Harm reductionists from Baltimore and beyond are backing a new iteration of a bill in this year's General Assembly session that has paraphernalia criminalization in its crosshairs — part of a renewed effort to combat the racist War on Drugs in Maryland.

Dozens of people, ranging from harm reduction organizers to abstinence-based recovery advocates, gathered in Annapolis last week for Overdose Prevention Advocacy Day. After rallying at the Lawyers Mall on a frigid Tuesday morning, they lobbied lawmakers to support or oppose a slate of bills being considered in this year's session. For those fighting for the rights of drug users, it was paraphernalia legislation cross-filed in both chambers that took priority, with the day culminating in a hearing before the House Judiciary Committee.

"Legally obtained items should stay legal. Point blank, period," said Candy Kerr, communications manager of the Baltimore Harm Reduction Coalition. "It's the association with drugs that makes it illegal, allowing police officers to stop and harass people who have paraphernalia on them."

Unlike previous versions of the legislation, it would not decriminalize paraphernalia.
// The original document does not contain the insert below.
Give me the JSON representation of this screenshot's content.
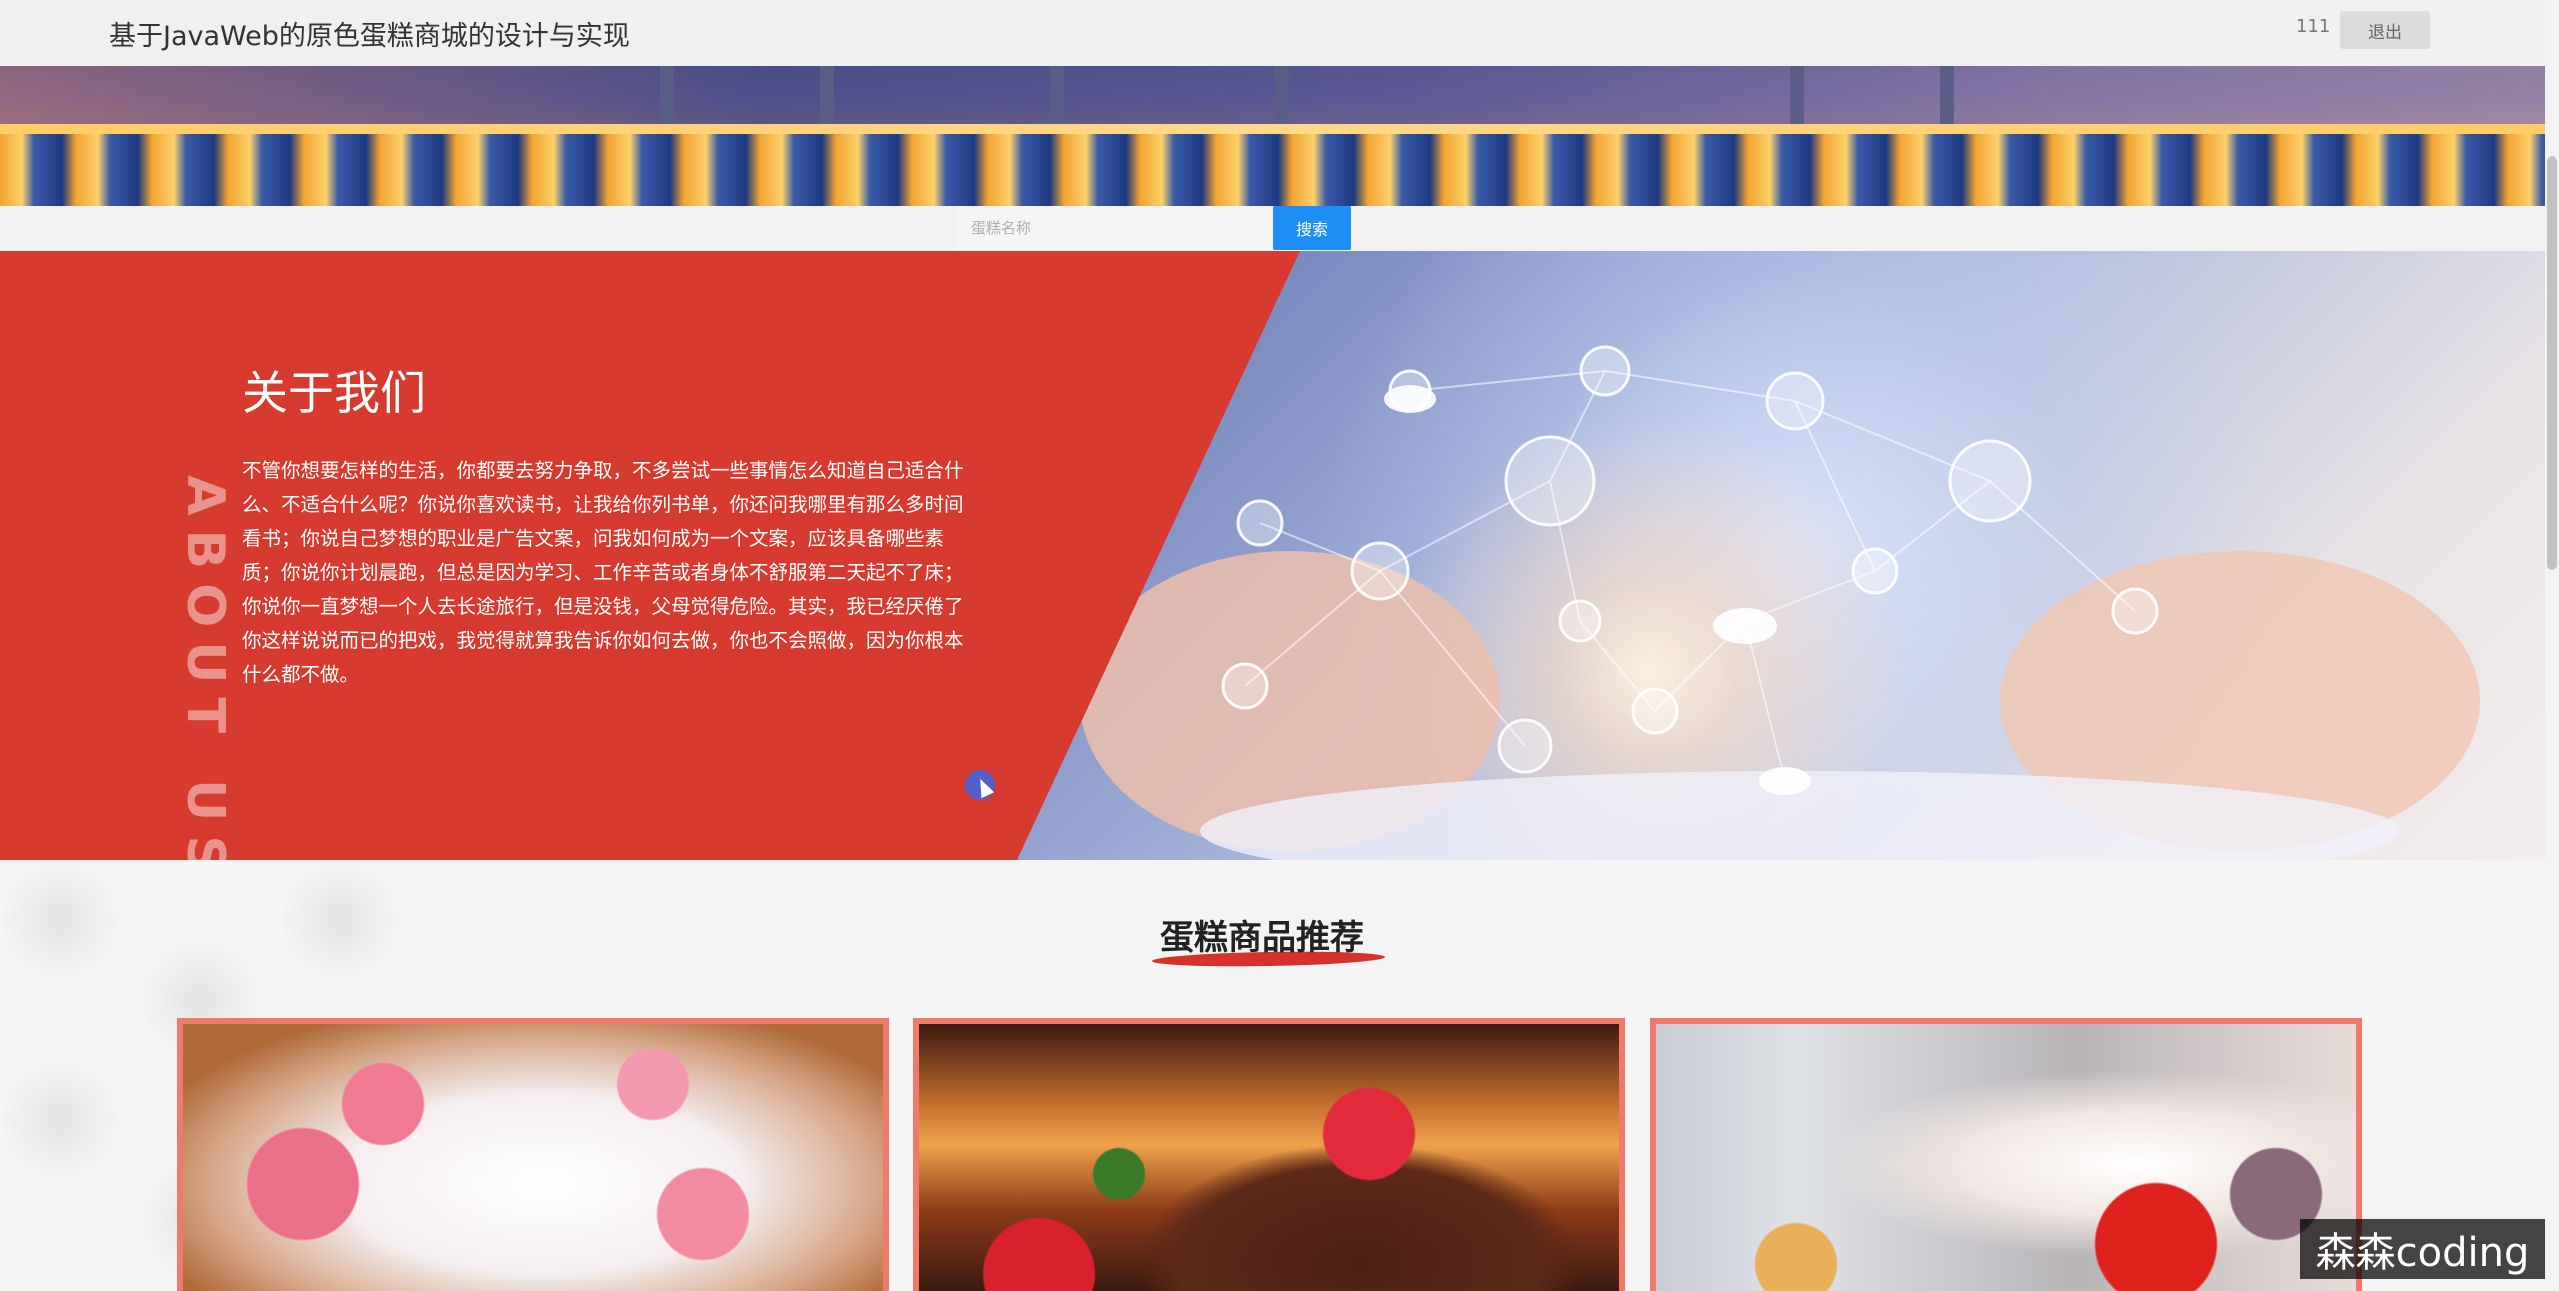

Advocates are instead pushing for a streamlined bill this year that would repeal laws criminalizing paraphernalia entirely, bypassing the inevitable – and likely lengthy – debates over what items fall under that umbrella.

Even though syringe service programs have existed in Maryland for more than three decades, the laws on the books allow police to arrest drug users if they cannot prove that items like syringes and stems came from the programs. Even if they can prove it, the simple possession of those items allows cops to initiate contact with individuals without any indication that they're illegal.

Law enforcement data has made it clear who they are targeting.

Subscribe or upgrade your subscription to Mobtown Redux
Get the Redux Newsletter sent directly to your inbox and support journalism that puts drug users first.

A Baltimore Beat investigation last year found that nearly all of those who are arrested and charged with drug-related crimes, including paraphernalia, are Black.

That number peaked at 96% in 2021, the same year that the city recorded its most fatal overdoses on record. A little over 1,000 deaths that year were attributed to overdoses, more than two-thirds of whom were Black, according to data from the Maryland Department of Health.

In 2024, 92.5% of those arrested for drug charges were Black. 

"Our current laws do not keep us safer," said Del. Karen Simpson, a Frederick County Democrat sponsoring the House bill. "They're not stopping the production, distribution or usage of drugs. Our current laws have been a distraction from serious crimes, and they have been used as a weapon against our struggling communities and the people who are trying to serve them."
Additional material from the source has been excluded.